Ja, Vater! ich will Dich in Ewigkeit preisen für alles, was Du an mir getan hast von Kindesbeinen an; allermeist dafür, daß Du mich zu meinem Heiland gezogen hast. Amen.
„Es kann niemand zu mir kommen, es sei denn, dass ihn ziehe der Vater, der mich gesandt hat.“
Willst du wissen, was dieser geheimnisvolle Zug des Vaters ist? Dann sieh dir den Kämmerer aus dem Mohrenland an! Was trieb ihn, eine solch beschwerliche, weite und kostspielige Reise zu unternehmen bis hin nach Jerusalem? Vielleicht haben ihm die nächsten Angehörigen abgeredet. Vielleicht haben sich auch sonst noch manche Hindernisse aufgetürmt. Aber er muß hin. Woher dieser unabweisbare Zug? Er war von oben ihn ins Herz gegeben. Zuerst erkannte er das selbst nicht. Aber es fehlte ihm immer noch etwas in allem äußeren Glück und bei seiner einflußreichen Stellung. Er hatte von Jehova, dem wahren Gott, gehört. Da wurde es ihm immer klarer: Das ist’s, was ich brauche! Mir fehlt noch das allein wahre und höchste Gut. So machte er sich auf den Weg. Er fand nicht gleich, was er suchte.
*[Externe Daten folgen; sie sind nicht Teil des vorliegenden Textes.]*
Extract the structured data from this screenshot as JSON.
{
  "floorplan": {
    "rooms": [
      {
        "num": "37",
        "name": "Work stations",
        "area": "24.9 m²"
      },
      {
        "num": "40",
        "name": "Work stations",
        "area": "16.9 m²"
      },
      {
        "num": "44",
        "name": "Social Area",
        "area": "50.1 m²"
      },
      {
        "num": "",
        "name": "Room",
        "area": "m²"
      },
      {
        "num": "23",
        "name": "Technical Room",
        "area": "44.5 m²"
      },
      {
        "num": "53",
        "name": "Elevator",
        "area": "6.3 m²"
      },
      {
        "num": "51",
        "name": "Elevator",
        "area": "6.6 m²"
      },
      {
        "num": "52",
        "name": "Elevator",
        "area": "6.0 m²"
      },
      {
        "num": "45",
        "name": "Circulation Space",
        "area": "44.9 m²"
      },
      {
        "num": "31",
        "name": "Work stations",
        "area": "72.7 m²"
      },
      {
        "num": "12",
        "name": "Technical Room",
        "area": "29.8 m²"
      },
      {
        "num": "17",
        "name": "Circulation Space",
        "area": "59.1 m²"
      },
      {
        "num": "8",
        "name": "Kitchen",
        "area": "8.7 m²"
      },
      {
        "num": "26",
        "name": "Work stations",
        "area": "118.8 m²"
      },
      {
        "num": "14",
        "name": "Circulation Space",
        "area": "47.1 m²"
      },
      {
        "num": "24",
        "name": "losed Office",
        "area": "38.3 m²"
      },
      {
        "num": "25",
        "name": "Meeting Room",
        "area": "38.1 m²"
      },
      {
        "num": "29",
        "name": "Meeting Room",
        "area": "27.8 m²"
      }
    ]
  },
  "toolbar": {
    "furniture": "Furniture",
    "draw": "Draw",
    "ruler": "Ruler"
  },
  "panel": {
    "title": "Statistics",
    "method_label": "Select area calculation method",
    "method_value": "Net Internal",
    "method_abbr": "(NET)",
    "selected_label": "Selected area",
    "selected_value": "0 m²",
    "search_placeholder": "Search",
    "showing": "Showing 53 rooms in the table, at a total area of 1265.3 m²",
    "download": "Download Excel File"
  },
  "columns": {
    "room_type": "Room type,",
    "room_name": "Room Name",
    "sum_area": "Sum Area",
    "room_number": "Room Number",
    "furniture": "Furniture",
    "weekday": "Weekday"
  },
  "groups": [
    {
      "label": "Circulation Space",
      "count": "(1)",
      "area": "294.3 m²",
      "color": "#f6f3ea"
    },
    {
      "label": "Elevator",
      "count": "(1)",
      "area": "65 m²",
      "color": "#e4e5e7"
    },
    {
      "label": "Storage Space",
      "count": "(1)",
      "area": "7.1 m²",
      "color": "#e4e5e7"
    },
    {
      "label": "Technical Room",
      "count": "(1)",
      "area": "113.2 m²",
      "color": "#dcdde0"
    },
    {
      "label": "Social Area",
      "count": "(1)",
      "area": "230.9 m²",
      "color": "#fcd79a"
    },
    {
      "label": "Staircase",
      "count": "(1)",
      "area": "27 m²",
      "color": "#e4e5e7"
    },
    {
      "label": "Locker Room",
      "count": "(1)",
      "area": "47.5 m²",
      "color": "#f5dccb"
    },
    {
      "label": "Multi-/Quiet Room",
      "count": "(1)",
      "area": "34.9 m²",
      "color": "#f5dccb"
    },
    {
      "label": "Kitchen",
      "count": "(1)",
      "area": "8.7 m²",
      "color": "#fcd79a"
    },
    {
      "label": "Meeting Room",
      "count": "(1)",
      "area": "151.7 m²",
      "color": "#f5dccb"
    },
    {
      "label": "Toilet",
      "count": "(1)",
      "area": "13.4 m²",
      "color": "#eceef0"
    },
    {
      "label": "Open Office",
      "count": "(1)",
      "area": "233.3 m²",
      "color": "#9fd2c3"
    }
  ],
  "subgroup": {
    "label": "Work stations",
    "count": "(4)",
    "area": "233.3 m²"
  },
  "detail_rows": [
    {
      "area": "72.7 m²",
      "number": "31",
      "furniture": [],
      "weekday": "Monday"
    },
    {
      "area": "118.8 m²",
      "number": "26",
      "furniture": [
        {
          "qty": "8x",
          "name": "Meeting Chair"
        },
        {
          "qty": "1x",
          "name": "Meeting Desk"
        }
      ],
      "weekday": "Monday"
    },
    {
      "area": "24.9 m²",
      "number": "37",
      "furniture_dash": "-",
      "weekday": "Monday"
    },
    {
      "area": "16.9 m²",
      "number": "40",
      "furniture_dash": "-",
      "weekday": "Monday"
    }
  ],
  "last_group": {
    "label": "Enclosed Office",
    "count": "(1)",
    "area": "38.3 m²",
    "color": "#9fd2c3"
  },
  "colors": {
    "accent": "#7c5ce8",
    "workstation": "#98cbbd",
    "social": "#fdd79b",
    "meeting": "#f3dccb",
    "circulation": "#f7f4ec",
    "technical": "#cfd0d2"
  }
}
Aber er ergriff alles, was sich ihm darbot, und kaufte sich heilige Schriften und fing auch gleich an, sie nachdenkend zu lesen. Und so kam er zu Philippus und durch Philippus zu Jesus und durch ihn in die Gemeinschaft des wahren Gottes.
Und „er zog aber seine Straße fröhlich“ (Apg. 8, 39)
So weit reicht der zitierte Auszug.